IN PARTNERSHIP WITH
IN PARTNERSHIP WITH

Maggie Grout was born in a rural village in Dawu County, Hubei, in China. When she was just a few days old, an orphanage worker found her abandoned in a basket. Grout was adopted when she was around 18 months old, and brought to the U.S.

It was this “transformative experience” that ultimately inspired her to come up with the idea for Thinking Huts in 2015, when she was a teenager.
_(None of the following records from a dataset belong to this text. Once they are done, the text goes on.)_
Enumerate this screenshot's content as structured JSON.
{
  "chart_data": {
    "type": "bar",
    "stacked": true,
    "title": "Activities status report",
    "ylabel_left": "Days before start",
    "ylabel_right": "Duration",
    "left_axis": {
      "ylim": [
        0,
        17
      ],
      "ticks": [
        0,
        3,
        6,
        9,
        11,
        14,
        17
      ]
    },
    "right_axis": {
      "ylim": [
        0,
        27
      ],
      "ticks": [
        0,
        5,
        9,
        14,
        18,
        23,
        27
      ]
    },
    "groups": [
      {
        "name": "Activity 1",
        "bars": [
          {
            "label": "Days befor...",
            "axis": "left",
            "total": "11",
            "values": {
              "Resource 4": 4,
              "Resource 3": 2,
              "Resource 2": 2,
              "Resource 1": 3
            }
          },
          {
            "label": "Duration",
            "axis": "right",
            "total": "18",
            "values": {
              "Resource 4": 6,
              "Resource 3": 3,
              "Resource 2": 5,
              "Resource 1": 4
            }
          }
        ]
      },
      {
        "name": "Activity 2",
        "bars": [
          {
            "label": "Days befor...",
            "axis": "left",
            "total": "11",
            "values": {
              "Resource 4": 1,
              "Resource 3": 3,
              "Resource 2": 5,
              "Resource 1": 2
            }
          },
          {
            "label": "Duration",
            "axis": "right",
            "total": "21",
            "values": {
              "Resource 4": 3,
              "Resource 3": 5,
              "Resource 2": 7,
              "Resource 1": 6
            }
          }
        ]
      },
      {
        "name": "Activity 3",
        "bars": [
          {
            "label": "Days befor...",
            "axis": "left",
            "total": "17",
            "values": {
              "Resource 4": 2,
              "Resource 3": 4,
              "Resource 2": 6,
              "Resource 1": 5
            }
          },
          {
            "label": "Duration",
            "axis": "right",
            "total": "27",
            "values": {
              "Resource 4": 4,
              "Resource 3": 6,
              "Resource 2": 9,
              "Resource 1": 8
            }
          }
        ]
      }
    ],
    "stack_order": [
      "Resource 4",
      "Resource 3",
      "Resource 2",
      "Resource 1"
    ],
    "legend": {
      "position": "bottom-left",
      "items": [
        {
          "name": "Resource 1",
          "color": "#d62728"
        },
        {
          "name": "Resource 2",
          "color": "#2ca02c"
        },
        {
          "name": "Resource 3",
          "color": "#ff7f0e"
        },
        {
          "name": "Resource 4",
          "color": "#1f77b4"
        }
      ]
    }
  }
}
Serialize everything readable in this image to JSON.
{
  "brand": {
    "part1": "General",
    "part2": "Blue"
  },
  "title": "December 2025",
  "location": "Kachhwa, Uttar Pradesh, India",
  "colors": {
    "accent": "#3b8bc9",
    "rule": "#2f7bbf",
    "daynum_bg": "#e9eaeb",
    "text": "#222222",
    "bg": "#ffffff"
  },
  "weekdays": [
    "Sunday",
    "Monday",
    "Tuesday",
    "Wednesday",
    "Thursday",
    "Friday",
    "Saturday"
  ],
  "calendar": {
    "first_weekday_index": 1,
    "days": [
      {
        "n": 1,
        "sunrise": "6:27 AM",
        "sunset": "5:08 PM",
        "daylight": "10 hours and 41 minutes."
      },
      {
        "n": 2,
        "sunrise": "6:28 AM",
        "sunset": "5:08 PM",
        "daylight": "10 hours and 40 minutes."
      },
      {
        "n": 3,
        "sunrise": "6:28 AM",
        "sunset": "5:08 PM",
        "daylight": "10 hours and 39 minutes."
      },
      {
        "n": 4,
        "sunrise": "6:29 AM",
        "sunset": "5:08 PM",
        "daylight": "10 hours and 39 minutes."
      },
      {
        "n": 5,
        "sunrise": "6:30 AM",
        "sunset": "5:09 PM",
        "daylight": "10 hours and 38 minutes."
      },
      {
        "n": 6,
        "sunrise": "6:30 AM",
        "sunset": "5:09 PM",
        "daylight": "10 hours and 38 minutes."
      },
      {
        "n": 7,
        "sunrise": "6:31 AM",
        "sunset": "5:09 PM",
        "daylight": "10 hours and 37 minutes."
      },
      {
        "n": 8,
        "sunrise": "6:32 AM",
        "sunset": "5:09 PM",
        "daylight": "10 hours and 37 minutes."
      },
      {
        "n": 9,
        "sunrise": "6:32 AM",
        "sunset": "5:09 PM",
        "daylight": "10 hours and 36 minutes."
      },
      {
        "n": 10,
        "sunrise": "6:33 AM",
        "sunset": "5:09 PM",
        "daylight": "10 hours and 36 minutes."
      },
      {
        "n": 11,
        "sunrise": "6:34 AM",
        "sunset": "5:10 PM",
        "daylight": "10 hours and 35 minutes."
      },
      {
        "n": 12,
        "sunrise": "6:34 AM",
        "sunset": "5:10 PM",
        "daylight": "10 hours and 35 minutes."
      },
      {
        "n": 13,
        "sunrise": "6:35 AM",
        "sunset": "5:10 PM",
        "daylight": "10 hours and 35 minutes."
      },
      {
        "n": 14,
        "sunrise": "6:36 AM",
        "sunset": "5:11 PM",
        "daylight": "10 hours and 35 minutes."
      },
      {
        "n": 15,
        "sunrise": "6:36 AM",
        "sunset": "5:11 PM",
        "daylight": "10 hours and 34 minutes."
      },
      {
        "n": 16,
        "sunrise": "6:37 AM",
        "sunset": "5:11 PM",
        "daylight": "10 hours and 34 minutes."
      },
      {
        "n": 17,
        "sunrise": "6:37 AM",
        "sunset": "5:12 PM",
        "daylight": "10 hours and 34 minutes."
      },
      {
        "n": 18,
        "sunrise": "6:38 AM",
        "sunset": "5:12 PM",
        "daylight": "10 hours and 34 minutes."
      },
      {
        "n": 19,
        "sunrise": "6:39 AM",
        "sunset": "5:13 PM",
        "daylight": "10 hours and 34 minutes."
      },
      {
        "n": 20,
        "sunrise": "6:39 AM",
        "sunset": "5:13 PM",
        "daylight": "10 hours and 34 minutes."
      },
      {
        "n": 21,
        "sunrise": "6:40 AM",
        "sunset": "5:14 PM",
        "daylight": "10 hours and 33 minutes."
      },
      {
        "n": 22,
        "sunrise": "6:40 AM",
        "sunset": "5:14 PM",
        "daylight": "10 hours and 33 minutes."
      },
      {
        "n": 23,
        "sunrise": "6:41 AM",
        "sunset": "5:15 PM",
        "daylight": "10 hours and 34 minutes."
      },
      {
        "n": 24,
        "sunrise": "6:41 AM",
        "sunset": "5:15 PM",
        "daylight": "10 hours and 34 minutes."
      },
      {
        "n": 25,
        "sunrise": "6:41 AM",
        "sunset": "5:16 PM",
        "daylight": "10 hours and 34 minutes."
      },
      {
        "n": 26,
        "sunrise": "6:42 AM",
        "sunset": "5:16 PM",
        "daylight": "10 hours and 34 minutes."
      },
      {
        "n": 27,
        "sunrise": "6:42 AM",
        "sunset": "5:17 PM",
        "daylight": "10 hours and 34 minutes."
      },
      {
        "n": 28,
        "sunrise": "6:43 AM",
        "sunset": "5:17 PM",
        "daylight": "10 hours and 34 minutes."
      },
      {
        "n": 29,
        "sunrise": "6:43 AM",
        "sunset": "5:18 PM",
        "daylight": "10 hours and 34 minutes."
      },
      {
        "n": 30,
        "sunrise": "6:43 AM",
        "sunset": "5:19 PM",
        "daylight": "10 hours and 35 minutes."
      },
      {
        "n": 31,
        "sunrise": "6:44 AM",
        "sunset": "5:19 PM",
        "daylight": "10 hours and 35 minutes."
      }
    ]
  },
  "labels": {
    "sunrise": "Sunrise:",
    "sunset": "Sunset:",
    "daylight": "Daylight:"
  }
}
The organization is a nonprofit dedicated to building schools in communities that need them.

Now 25, Grout says her start in life prompted her to think about “how lucky we really are to have even basic essentials that a lot of people just don’t,” especially access to education.

When Grout was in high school in Colorado, she became interested in technology, including 3D printing. “I just had the idea that maybe we could have this technology applied to more of a humanitarian perspective in constructing schools,” she says. “That’s what set off that journey.”

Thinking Huts aims to “bridge this divide between poverty and opportunity” through education, Grout says. The nonprofit uses an architectural-scale 3D printer to produce the construction material needed to build schools. Grout opted for 3D printing because it can speed up the construction process and because its precision reduces the generation of waste. The nonprofit opened its first school in 2022 in Madagascar, and three more are expected to be completed by 2025 in the same country, according to Grout. Thinking Huts works with local partners to ensure that the schools will be staffed and maintained.

Maggie Grout (Rose Marie Cromwell for TIME)
Maggie Grout
Rose Marie Cromwell for TIME

Grout remains focused on the ever growing need for schools. Africa alone will need 9 million classrooms by 2050. “I think 3D printing can fill that gap,” she says, “if other people are able to also replicate it.”